EU ESTAVA NO CONSULTÓRIO médico aguardando ser atendido e ali, sentado, alcancei uma revista e comecei a virar as páginas enquanto mergulhava nos meus pensamentos. Minutos depois, observei uma mulher a minha frente com uma criança, ela também estava preocupada com algo, perdida em seus pensamentos. A garotinha não parava sentada: pegava uma revista, sentava no chão, brincava com sua boneca; eu já havia voltado em mim quando observei a pequenina intrigada com algo que estava na estante, então ela se levantou e alcançou a bolinha de cristal vetor — aquelas miniaturas que dentro tem uma Torre Eiffel com neve. Ela balançava o objeto e a neve se espalhava dentro do cristal, aos poucos, aqueles blocos brancos iam ganhando forma no fundo do brinquedo e o cristalino ganhava vida novamente.
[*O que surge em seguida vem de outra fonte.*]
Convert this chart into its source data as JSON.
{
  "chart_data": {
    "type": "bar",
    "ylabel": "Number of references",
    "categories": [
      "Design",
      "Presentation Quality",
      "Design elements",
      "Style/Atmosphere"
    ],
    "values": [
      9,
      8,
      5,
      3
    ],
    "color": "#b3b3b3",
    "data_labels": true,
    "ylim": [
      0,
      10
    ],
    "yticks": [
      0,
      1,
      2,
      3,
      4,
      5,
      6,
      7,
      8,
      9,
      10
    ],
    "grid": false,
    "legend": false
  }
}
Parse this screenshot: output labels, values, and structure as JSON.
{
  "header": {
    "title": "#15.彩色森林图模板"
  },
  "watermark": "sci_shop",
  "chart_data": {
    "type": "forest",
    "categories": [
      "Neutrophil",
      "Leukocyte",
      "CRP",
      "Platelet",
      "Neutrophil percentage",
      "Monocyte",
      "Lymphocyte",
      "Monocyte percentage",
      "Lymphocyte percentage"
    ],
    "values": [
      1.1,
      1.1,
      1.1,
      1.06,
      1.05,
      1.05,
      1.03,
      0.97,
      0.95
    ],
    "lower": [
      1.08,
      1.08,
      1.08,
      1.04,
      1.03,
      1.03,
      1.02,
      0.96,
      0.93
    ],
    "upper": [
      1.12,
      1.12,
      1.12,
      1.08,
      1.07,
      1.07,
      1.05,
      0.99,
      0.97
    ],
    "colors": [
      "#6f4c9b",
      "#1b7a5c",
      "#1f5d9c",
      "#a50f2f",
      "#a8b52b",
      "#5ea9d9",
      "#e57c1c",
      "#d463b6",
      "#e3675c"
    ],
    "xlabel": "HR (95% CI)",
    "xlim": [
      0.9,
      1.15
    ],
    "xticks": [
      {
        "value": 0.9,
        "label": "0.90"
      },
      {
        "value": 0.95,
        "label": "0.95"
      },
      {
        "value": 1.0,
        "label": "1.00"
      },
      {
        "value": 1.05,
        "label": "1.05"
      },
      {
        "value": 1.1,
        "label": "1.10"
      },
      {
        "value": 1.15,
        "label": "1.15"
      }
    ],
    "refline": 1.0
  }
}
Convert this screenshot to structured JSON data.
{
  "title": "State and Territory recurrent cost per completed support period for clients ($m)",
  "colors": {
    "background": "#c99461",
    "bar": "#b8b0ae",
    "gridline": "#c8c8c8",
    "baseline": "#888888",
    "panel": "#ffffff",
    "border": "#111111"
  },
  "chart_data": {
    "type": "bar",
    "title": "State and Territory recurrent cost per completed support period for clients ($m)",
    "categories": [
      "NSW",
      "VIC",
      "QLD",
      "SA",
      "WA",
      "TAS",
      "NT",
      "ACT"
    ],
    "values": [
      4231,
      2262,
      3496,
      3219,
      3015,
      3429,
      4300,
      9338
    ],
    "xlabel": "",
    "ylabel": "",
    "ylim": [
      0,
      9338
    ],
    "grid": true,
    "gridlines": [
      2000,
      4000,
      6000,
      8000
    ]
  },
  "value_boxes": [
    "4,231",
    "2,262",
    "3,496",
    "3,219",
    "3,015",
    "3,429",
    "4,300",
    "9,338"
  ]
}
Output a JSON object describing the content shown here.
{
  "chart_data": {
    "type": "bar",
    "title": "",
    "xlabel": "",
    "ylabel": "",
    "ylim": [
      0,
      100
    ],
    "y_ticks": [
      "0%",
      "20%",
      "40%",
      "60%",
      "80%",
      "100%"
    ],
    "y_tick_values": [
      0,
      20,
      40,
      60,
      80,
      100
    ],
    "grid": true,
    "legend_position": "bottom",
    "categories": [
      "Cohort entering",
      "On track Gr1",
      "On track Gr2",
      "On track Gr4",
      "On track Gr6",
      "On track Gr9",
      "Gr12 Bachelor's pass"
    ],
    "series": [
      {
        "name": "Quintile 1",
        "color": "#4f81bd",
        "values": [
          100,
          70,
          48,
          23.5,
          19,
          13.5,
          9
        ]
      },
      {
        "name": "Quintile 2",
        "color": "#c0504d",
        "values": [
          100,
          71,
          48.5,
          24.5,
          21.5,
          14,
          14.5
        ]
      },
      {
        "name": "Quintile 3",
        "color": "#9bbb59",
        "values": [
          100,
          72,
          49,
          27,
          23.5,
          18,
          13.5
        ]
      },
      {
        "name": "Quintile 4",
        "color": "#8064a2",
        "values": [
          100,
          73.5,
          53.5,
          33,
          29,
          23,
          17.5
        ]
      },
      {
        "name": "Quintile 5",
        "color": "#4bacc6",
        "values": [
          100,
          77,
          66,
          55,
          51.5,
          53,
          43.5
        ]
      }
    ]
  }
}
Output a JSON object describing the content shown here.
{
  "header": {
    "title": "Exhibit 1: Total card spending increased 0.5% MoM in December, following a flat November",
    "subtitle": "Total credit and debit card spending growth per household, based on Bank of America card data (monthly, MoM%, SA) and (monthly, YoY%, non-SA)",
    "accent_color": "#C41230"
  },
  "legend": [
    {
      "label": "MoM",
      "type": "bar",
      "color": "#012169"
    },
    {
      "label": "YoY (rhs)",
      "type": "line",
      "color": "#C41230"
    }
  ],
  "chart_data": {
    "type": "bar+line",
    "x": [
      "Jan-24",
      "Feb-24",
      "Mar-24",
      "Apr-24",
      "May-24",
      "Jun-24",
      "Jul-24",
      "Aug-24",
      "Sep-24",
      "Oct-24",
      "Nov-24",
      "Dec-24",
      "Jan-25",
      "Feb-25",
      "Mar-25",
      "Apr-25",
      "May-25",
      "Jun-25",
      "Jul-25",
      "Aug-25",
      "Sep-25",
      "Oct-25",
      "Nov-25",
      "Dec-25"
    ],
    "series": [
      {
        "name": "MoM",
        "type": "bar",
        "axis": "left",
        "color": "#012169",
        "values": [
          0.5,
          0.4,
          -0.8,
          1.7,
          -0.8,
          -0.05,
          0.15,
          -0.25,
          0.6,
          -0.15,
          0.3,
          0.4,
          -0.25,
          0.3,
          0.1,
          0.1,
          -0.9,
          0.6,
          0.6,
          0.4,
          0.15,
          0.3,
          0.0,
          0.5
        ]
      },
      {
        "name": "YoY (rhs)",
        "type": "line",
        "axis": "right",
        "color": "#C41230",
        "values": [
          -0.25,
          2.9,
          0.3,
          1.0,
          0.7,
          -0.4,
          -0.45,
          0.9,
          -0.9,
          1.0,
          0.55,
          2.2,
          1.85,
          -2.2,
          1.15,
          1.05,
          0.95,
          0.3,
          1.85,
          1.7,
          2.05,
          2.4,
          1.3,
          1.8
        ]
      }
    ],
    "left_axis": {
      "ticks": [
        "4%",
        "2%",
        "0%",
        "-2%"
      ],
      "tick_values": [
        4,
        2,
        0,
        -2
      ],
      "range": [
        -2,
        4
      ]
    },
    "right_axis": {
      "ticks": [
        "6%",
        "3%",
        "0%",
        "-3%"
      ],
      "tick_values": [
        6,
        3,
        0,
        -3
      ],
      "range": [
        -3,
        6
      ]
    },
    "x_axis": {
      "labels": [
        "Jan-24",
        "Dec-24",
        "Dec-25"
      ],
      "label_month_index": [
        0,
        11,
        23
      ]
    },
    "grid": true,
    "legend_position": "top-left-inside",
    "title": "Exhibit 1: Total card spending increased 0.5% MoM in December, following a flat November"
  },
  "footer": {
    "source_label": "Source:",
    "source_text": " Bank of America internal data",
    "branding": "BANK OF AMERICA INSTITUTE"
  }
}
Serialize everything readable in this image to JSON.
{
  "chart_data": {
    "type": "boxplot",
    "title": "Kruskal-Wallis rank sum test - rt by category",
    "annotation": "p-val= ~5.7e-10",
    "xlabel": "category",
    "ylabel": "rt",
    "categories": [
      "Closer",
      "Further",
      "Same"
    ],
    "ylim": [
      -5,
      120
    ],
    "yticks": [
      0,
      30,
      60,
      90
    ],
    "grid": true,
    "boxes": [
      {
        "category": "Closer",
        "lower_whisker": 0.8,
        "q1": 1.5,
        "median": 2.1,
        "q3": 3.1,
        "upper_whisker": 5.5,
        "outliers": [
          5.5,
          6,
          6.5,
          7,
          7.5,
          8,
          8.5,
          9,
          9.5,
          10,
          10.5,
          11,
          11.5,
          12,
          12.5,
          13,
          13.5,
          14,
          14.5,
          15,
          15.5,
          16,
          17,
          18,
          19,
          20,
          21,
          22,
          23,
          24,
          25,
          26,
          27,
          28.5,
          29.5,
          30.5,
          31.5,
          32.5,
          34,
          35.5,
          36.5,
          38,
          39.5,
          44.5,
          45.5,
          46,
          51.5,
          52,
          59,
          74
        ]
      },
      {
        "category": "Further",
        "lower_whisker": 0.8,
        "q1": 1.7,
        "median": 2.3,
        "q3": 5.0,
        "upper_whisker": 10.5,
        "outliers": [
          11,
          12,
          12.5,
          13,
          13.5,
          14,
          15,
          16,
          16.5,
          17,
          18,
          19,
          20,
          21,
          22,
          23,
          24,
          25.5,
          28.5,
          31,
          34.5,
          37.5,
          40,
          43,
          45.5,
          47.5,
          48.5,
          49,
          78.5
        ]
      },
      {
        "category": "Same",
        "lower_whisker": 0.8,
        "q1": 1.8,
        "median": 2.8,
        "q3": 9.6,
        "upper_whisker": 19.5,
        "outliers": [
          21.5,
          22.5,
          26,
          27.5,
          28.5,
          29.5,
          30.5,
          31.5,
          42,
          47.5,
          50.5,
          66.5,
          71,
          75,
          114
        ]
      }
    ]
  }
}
 Então fiquei pensando: a vida não é isso?

 Durante todo o nosso percurso, desde a infância até chegarmos aqui onde estamos hoje, passamos por tantas situações: são os medos que nos perseguem, os choros inconfessos, o sofrimento, a saudade de algo que nos aconteceu, são tantos os sentimentos que nos tomam que fica difícil acreditar em dias melhores. A impressão que dá é a vida nos dando uma chacoalhada.

 Quem perdeu um amor significativo talvez esteja passando por essas nuances. Quem perdeu o emprego, quem perdeu uma pessoa querida, quem está passando por dificuldades no casamento, no trabalho, com a família, enfim, tudo é justificável.

 Às vezes a gente passa por situações tão complicadas que parecem não ter soluções. Então a gente entra na bolinha de cristal, e fica lá, escondido, a espera de a tempestade passar. E muitas vezes custam a passar a ponto de questionarmos: será que há saída?

 A nossa percepção do mundo é muito limitada, porque temos dificuldade em olhar para os nossos problemas a milhas de distância. Observe: aquele problema que você tinha há dois anos tem a mesma proporção que hoje?

 O tempo, a sabedoria, aos poucos, molda o nosso comportamento e naturalmente vai acalmando a névoa, as estações vão passando e aquele frio que sentimos durante um longo período é amenizado com a chegada da primavera, do verão, do sol. Com o tempo, a poeira desaparece e o nosso olhar volta a ficar renovado novamente.

 Como cheguei a essa conclusão? Olhando a vida dentro de uma bolinha de cristal.